Symptoms include radial pain or soreness upon thumb or wrist movement from the thumb to the forearm, pain when a fist is made, swelling and tenderness at the base of the thumb and the radial side of the wrist, feeling or hearing squeaking as the thumb’s tendon slides through its sheath, numbness in the back of the thumb and index finger, caused by the swollen tendon rubbing on a nerve, a fluid-filled cyst in the same region as the swelling and pain, and difficulty moving the thumb and wrist during activities involving grasping or pinching.
In reference to Blackberry thumb, Alan Hedge, the director of the Human Factors and Ergonomics Laboratory at Cornell University, says "Eventually you get to the point where you won't be able to grip anything. Your ability to grip an object depends very much on the thumb -- the thumb is the most powerful of the digits, so when movement of the thumb becomes painful you can't hold on to things."
A massage therapist is very likely to approach treatment of your Blackberry thumb from several angles:
- Resting the thumb.

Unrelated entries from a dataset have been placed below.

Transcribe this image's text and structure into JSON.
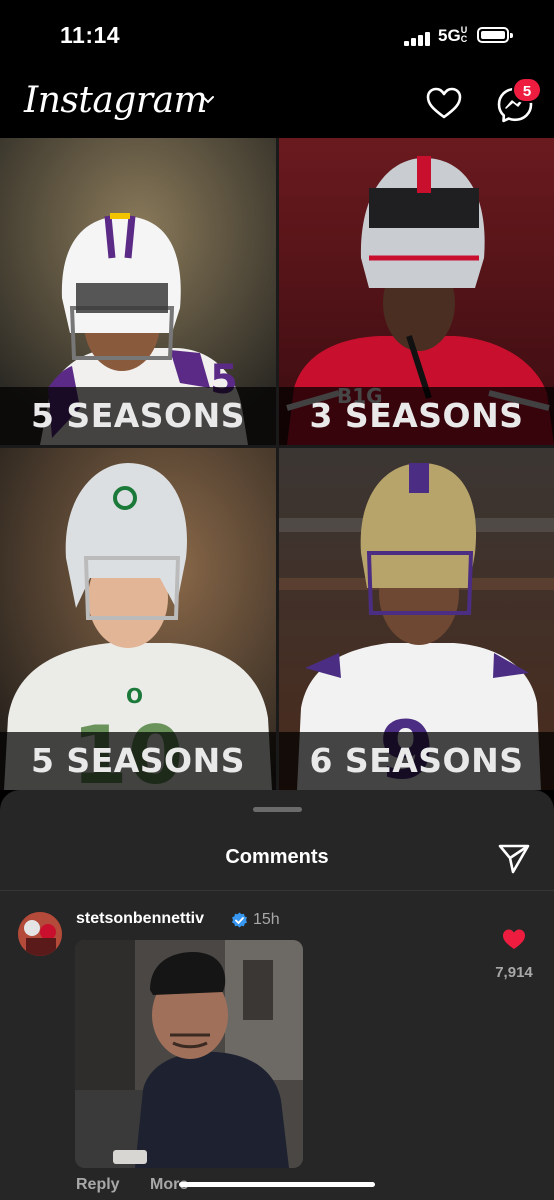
{
  "status_bar": {
    "time": "11:14",
    "network": "5G",
    "network_sub": "UC"
  },
  "header": {
    "logo_text": "Instagram",
    "notification_badge": "5"
  },
  "post": {
    "tiles": [
      {
        "label": "5 SEASONS",
        "jersey_color": "#f4f2f2",
        "accent": "#5b2a86"
      },
      {
        "label": "3 SEASONS",
        "jersey_color": "#c8102e",
        "accent": "#b0b7bc"
      },
      {
        "label": "5 SEASONS",
        "jersey_color": "#eeeeee",
        "accent": "#1b7a3a"
      },
      {
        "label": "6 SEASONS",
        "jersey_color": "#f2f2f2",
        "accent": "#4b2e83"
      }
    ]
  },
  "comments_sheet": {
    "title": "Comments",
    "comment": {
      "username": "stetsonbennettiv",
      "time": "15h",
      "like_count": "7,914",
      "reply_label": "Reply",
      "more_label": "More"
    }
  },
  "colors": {
    "badge": "#ee1d40",
    "verified": "#3897f0",
    "like": "#ee1d40",
    "sheet_bg": "#262626"
  }
}
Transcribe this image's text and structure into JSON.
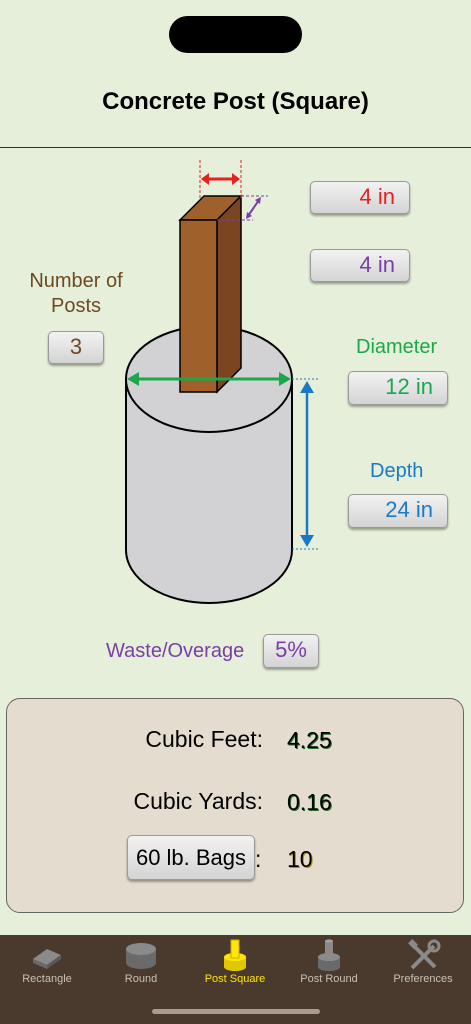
{
  "title": "Concrete Post (Square)",
  "inputs": {
    "post_width": "4 in",
    "post_depth": "4 in",
    "num_posts_label": "Number of Posts",
    "num_posts": "3",
    "diameter_label": "Diameter",
    "diameter": "12 in",
    "depth_label": "Depth",
    "depth": "24 in",
    "waste_label": "Waste/Overage",
    "waste": "5%"
  },
  "results": {
    "cubic_feet_label": "Cubic Feet:",
    "cubic_feet": "4.25",
    "cubic_yards_label": "Cubic Yards:",
    "cubic_yards": "0.16",
    "bags_button": "60 lb. Bags",
    "bags_colon": ":",
    "bags": "10"
  },
  "tabs": [
    {
      "label": "Rectangle",
      "icon": "rectangle-slab-icon"
    },
    {
      "label": "Round",
      "icon": "round-slab-icon"
    },
    {
      "label": "Post Square",
      "icon": "post-square-icon"
    },
    {
      "label": "Post Round",
      "icon": "post-round-icon"
    },
    {
      "label": "Preferences",
      "icon": "tools-icon"
    }
  ],
  "colors": {
    "background": "#e6efd9",
    "width_red": "#e8201e",
    "depth_purple": "#7a3fa6",
    "diameter_green": "#1aa84a",
    "depth_blue": "#1a7ac8",
    "posts_brown": "#6e4a22",
    "post_wood": "#a0602c",
    "tab_active": "#ffe600",
    "tabbar": "#4a3a2d"
  }
}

This allows for micro-trauma healing and inflammation recovery. Complete rest should last no longer than two to three days, though, because range of motion and muscle strength must be maintained.
- Thermal Application, which involves applying ice packs to reduce swelling and inflammation or gentle heat to increase circulation.
- Massage. Most effective for de Quervain’s are techniques found in sports massage, Swedish massage, shiatsu and neuromuscular therapy. Massage increases the circulation that stagnates in static injuries, increases the thumb and wrist’s range of motion and can breakdown scar tissue contributing to pain and numbness.
- Taking frequent breaks from repetitive tasks.
- Regularly engaging in stretching and strengthening exercises for the wrists and hands.
- Adopting an ergonomic work environment.
- Practicing proper wrist alignment and posture during all daily tasks.
- Avoiding repeated keystrokes with only one thumb (practice being ambidextrous).
While computers are infamous for their propensity towards carpal tunnel syndrome, the miniaturization of products has coined the terms ‘Blackberry thumb’, ‘nintendonitis’ and ‘iPod finger’. As of yet, there are no detailed statistics on how many people are suffering from this condition but doctors are reporting seeing a significant increase in these repetitive stress injuries. The American Society of Hand Therapists has issued a consumer alert, warning users of small gadgets that heavy thumb use can lead to swelling of the sheath around the tendons in the thumb.
Massage therapists are becoming increasingly more familiar with the terminology, symptoms, causes, treatments and prevention of this repetitive motion injury, and they’re ready for the onslaught of sufferers.